From the beginning, our whole plan was to follow the trail of the rifts. Knowing that the rocks in eastern North America contained dinosaurs and small mammal-like creatures gave us the aha moment with Chuck’s geological reprint. That, in turn, led us north to Greenland. Then, once in Greenland, we pursued
the discoveries on the ground like pigeons following a trail of bread crumbs. It took three years, but clues in the red beds ultimately led us to that frozen ridge I trekked with Farish.

Follow matching
rocks (black) to find
fossils. Success working rocks in Connecticut and Nova Scotia led us to Greenland.

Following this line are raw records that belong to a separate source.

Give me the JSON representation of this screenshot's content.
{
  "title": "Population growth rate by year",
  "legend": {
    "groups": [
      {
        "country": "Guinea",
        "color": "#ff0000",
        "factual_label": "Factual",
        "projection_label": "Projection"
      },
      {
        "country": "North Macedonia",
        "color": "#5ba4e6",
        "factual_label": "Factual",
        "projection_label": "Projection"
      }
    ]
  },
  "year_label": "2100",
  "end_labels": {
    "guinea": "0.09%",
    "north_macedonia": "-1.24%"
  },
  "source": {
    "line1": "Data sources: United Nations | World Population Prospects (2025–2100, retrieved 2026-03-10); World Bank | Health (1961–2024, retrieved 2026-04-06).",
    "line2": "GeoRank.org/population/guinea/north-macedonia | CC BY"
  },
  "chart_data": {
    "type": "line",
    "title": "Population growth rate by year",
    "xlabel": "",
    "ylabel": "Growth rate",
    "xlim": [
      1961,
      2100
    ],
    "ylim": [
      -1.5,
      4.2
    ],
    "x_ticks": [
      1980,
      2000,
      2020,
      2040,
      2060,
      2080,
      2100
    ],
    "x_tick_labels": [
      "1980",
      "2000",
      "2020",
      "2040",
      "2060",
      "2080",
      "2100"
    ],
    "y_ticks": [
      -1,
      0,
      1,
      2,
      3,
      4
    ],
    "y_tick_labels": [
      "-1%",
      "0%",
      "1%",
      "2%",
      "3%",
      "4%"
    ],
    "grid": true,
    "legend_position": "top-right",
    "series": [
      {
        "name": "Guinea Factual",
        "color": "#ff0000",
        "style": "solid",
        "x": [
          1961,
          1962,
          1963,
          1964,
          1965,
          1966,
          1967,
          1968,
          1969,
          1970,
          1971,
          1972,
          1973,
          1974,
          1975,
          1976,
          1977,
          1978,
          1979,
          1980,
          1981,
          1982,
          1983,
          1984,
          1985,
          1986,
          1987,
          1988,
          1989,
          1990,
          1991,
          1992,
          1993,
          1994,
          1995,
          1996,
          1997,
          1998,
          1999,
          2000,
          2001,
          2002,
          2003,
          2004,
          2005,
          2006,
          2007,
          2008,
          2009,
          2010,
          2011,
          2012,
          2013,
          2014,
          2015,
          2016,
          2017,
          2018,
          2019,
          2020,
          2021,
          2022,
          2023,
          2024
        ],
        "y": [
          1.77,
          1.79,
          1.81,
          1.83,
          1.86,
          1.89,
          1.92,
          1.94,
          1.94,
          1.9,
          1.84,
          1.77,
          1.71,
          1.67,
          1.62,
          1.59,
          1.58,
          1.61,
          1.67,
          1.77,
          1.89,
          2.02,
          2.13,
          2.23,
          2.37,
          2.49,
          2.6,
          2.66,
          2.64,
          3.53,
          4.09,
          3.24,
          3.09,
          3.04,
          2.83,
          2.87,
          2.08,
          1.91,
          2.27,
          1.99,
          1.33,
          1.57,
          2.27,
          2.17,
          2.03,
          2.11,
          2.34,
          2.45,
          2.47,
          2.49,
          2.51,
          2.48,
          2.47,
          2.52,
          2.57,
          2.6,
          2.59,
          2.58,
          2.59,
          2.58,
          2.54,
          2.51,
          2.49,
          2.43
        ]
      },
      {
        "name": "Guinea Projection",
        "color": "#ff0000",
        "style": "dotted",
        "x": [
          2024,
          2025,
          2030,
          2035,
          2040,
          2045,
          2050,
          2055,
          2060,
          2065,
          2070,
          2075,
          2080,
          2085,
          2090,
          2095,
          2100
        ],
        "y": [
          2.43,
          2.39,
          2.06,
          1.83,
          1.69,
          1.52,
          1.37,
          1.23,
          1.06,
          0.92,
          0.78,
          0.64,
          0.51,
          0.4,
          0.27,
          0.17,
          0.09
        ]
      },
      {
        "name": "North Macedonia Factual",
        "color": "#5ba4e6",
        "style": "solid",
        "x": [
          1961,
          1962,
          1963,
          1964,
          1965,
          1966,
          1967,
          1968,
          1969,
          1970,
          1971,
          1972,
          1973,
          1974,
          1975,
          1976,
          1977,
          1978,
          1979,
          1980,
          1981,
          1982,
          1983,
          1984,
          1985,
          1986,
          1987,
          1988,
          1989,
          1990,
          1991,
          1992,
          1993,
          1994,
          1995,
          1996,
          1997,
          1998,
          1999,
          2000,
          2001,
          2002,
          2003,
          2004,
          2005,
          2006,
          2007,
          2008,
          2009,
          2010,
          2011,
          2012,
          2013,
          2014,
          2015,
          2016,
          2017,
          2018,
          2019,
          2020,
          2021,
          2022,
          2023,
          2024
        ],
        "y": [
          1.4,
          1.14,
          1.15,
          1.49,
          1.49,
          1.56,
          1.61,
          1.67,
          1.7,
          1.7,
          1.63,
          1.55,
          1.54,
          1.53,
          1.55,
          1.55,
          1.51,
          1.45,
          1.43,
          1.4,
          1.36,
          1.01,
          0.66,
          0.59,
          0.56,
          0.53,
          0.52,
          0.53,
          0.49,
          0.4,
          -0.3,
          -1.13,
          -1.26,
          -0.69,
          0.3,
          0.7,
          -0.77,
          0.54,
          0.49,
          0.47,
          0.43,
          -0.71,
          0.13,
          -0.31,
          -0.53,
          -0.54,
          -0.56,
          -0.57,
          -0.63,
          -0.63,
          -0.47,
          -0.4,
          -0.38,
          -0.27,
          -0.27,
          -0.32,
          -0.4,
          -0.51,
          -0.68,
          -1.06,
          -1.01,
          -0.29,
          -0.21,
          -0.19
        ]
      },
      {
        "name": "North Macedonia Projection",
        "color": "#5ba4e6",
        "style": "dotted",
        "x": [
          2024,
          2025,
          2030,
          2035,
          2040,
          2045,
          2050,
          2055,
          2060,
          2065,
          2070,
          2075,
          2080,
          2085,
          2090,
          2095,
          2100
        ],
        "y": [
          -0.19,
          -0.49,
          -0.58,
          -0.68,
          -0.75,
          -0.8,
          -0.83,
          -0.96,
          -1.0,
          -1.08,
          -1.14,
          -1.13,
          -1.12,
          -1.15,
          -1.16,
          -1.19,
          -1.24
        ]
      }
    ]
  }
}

From the top of the ridge, the tents of camp looked like tiny white dots just below the horizon. The crest was windswept, but the bluff of pink limestone on which we were seated formed a quiet shield for Farish and me to assess the discovery. Farish’s jubilation confirmed my hunch that the white spot in the rock was indeed a
mammal tooth. With the
characteristic pattern of three cusps and two roots, it was a dead ringer for one of these beasts.

Armed with confidence that came from this first discovery, the team looked widely across east Greenland, eventually finding better mammal fossils in subsequent years. The fossils came from a small shrewlike animal about half the size of a house mouse. Although it lacks the sort of awe-inspiring skeleton that would grace a museum rotunda, its beauty lies elsewhere.

This is one of the first creatures in the
fossil record with our kind of teeth: those with cutting surfaces defined by cusps that occlude on upper and lower teeth with a tooth row subdivided into incisors, canines, and molars. It has an ear that is like ours also, containing little bones that connect the eardrum to the inner ear. Its skull pattern, shoulder, and limb are also decidedly mammalian. We don’t know for sure, but it likely had hair and other mammalian features such as milk-producing glands. Every time we chew, hear high pitches, or rotate our hands, we use parts of our anatomy that can be traced through
primates and other mammals to the structures in these little creatures from 200 million years ago.